Primordialmente, é necessário ressaltar que a legislação trabalhista brasileira vigente não está preparada para reger o mercado informal de trabalho. Tendo isso em vista, as grandes empresas usam de artifícios logísticos e contratuais para diminuir os direitos de seus colaboradores. Tal fato é feito por meio de contratações informais ou terceirizações, o que reduz a responsabilidade dos empresários sobre os contratados. Dessa forma, cria-se uma classe considerável de trabalhadores que não são contemplados com os direitos constitucionais às férias, décimo terceiro salário e bônus por hora extra.
Sob esse viés, os aplicativos de transporte e de entrega exploram a classe operária de maneira, em última análise, ilegal. Além disso, trata-se de uma relação econômica antiética pois, como argumentado pelo revolucionário Karl Marx, o contratante expropria o valor do trabalho dos funcionários. Tal dinâmica é realizada dessa forma para que haja o lucro para os donos do meio de produção, o que constitui a raiz do sistema capitalista global.
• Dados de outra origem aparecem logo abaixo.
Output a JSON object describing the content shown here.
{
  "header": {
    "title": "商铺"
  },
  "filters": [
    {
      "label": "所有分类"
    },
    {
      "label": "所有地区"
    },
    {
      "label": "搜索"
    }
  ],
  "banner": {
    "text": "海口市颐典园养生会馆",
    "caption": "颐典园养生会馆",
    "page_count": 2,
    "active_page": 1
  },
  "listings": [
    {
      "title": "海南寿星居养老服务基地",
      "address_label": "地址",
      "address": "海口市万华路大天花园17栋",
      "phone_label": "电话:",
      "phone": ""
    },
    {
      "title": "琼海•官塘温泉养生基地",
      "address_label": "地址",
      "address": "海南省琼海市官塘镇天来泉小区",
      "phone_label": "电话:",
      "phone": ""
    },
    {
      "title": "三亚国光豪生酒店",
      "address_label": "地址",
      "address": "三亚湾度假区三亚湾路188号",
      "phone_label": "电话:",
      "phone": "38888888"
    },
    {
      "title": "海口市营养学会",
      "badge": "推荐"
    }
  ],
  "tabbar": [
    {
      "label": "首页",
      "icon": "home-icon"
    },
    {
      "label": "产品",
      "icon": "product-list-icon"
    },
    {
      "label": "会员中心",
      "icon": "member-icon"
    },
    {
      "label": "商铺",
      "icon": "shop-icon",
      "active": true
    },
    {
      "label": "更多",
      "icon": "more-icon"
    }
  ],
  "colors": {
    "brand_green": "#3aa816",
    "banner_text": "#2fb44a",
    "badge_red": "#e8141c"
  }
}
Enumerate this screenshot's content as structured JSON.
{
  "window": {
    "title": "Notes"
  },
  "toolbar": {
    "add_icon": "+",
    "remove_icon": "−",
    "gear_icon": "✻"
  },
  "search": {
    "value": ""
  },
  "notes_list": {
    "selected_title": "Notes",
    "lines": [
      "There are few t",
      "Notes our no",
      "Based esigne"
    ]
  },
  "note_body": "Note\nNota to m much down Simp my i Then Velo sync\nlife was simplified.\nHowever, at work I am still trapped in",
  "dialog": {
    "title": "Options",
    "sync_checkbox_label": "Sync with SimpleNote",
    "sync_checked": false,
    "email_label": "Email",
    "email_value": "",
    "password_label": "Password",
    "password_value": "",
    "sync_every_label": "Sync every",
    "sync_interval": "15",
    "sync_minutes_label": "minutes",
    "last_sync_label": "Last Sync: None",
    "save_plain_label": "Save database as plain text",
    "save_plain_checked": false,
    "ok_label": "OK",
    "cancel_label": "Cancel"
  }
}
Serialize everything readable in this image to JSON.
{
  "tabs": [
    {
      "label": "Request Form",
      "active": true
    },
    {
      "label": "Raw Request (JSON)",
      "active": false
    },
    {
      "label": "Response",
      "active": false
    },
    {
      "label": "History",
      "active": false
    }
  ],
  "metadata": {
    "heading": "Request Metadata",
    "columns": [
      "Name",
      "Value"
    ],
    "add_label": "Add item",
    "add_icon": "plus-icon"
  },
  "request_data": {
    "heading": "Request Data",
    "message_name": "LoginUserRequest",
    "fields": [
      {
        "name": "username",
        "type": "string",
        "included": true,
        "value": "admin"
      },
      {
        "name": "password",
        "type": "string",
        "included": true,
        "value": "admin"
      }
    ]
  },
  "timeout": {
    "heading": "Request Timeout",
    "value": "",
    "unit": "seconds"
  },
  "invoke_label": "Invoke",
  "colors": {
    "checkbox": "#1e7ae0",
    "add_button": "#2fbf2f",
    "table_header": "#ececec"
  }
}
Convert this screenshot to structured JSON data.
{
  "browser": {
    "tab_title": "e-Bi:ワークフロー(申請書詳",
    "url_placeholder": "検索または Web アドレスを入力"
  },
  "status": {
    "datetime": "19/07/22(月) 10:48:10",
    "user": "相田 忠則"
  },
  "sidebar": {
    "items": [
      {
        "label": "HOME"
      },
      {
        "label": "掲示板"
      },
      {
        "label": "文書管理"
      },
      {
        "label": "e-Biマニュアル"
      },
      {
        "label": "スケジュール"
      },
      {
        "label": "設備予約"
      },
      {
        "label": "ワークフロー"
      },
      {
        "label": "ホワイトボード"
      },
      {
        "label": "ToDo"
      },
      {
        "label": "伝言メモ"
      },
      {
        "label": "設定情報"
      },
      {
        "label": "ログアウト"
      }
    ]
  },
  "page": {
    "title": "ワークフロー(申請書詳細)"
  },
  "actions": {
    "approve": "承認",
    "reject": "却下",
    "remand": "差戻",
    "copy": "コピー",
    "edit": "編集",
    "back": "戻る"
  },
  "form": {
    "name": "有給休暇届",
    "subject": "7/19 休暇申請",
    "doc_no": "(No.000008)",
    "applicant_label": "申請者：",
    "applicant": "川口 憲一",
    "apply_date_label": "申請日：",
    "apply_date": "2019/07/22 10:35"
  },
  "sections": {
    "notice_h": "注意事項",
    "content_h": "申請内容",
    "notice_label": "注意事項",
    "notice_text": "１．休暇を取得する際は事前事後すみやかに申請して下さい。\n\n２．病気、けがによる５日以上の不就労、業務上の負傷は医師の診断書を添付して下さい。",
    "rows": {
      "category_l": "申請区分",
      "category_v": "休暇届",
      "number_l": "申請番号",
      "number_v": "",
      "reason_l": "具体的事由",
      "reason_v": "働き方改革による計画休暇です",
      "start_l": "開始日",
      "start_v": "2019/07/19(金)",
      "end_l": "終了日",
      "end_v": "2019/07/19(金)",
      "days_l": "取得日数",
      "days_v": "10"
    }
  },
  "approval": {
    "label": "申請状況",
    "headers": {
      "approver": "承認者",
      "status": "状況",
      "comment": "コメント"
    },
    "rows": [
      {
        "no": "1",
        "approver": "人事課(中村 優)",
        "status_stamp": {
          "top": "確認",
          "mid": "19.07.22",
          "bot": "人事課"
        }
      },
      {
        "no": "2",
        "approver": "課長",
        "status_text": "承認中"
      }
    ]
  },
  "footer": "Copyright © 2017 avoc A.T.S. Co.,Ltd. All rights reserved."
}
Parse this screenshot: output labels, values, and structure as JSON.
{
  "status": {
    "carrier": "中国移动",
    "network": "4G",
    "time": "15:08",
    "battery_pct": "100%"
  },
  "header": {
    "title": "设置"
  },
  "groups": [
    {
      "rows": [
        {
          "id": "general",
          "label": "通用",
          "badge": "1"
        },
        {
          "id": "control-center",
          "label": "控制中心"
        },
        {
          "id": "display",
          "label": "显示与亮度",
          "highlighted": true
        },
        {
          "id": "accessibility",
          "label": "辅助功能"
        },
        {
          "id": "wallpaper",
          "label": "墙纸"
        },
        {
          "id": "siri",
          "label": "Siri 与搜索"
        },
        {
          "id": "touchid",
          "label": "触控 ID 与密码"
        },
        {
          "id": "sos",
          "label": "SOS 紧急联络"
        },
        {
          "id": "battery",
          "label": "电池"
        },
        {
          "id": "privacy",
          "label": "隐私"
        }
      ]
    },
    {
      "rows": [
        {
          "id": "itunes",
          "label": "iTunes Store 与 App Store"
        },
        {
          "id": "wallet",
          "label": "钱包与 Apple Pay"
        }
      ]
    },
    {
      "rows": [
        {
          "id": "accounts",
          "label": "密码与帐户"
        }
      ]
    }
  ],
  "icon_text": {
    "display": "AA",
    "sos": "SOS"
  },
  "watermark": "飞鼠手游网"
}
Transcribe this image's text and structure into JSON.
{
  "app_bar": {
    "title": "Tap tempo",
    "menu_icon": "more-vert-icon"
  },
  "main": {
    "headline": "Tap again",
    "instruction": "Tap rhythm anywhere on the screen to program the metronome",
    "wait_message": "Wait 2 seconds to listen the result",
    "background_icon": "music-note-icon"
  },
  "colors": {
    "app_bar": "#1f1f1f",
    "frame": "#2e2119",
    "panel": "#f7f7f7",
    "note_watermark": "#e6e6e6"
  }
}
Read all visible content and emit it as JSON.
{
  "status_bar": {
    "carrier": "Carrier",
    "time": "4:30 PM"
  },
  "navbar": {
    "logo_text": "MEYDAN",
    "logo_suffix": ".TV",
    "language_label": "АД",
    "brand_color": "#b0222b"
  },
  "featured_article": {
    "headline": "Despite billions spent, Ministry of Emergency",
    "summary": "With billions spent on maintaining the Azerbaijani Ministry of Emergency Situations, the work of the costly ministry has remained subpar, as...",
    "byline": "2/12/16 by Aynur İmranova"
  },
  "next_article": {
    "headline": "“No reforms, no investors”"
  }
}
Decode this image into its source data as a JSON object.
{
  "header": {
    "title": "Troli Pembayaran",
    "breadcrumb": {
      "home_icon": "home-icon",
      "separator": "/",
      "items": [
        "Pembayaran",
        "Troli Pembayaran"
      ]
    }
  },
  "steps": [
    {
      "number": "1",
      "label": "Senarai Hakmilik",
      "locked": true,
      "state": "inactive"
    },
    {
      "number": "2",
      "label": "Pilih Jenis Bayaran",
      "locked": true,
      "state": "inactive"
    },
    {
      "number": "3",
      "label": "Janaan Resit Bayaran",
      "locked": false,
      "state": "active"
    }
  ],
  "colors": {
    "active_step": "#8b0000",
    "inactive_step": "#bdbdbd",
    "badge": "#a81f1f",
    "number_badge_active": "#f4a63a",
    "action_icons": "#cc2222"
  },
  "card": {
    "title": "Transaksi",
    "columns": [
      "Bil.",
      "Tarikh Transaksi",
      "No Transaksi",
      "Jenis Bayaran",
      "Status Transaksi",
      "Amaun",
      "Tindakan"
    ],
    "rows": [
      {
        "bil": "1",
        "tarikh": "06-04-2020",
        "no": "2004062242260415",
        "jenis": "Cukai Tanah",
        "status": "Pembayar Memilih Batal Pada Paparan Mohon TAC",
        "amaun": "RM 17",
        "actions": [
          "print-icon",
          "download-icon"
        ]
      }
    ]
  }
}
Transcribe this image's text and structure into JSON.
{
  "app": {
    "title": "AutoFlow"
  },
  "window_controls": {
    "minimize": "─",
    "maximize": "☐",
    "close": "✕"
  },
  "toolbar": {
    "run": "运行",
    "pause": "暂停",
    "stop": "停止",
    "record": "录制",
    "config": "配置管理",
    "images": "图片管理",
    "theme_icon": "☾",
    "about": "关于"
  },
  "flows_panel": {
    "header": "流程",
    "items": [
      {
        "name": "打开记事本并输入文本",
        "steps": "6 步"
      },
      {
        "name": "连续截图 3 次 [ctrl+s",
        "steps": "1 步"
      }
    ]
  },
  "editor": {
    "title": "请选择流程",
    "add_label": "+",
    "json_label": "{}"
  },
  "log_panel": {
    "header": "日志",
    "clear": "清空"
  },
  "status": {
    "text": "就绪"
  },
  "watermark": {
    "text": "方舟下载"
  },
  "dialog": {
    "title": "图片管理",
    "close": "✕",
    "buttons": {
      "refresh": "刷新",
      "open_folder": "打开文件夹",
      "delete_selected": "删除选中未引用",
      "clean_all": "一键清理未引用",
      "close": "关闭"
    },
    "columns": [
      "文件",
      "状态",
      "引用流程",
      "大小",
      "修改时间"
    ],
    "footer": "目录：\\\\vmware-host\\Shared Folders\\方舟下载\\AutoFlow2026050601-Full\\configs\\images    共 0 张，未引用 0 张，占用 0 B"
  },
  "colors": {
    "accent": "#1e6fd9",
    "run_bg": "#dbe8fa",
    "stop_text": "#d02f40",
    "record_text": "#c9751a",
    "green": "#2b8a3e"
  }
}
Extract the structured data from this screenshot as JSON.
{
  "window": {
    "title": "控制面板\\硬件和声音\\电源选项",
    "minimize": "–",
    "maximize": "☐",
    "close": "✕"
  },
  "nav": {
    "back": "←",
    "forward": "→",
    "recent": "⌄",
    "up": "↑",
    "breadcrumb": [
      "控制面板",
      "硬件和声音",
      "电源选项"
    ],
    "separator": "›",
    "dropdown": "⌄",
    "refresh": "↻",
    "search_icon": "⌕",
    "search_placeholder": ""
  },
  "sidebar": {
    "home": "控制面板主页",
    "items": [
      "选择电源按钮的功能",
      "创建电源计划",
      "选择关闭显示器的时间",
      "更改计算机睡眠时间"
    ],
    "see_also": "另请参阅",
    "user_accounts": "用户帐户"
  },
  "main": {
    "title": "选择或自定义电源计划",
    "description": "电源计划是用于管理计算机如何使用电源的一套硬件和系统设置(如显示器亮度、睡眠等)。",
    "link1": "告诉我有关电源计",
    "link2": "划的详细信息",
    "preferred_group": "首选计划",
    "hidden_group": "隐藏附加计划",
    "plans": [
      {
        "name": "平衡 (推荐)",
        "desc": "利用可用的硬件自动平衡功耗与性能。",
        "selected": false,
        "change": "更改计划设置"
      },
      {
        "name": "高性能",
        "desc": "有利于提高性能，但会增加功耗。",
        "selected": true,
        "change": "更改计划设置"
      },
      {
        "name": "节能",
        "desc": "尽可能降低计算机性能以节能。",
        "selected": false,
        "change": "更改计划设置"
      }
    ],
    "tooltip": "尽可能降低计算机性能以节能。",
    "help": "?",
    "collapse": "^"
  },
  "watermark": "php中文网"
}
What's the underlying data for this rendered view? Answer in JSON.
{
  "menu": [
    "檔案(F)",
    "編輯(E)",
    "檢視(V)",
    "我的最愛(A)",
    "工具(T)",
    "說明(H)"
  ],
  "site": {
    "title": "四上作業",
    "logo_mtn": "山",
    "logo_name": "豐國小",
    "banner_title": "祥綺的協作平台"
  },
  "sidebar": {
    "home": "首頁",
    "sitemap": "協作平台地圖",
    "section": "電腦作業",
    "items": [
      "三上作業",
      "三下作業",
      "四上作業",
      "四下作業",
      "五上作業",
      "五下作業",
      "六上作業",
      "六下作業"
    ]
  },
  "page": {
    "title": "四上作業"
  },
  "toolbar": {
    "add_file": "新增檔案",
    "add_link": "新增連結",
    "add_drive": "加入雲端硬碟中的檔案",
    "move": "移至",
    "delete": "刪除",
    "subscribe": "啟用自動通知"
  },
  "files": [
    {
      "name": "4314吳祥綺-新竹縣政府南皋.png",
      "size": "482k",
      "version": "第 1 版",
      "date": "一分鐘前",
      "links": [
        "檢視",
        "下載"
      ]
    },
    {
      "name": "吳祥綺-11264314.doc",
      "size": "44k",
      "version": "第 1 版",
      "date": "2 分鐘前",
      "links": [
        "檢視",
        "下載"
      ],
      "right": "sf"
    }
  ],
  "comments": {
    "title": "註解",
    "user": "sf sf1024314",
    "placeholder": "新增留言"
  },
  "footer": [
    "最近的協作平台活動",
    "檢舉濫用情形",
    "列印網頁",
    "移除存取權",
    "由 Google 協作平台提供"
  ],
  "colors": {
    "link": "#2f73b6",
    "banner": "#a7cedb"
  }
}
Diante dos argumentos supracitados, urge que o Ministério Público Federal investigue as irregularidades trabalhistas das grandes empresas que atuam no Brasil. Tal medida pode ser feita por meio da criação de um canal de denúncias anônimas para que os trabalhadores não tenham receio de reportar possíveis abusos. Com isso, a nação brasileira estará mais próxima de garantir os direitos trabalhistas previstos na Constituição.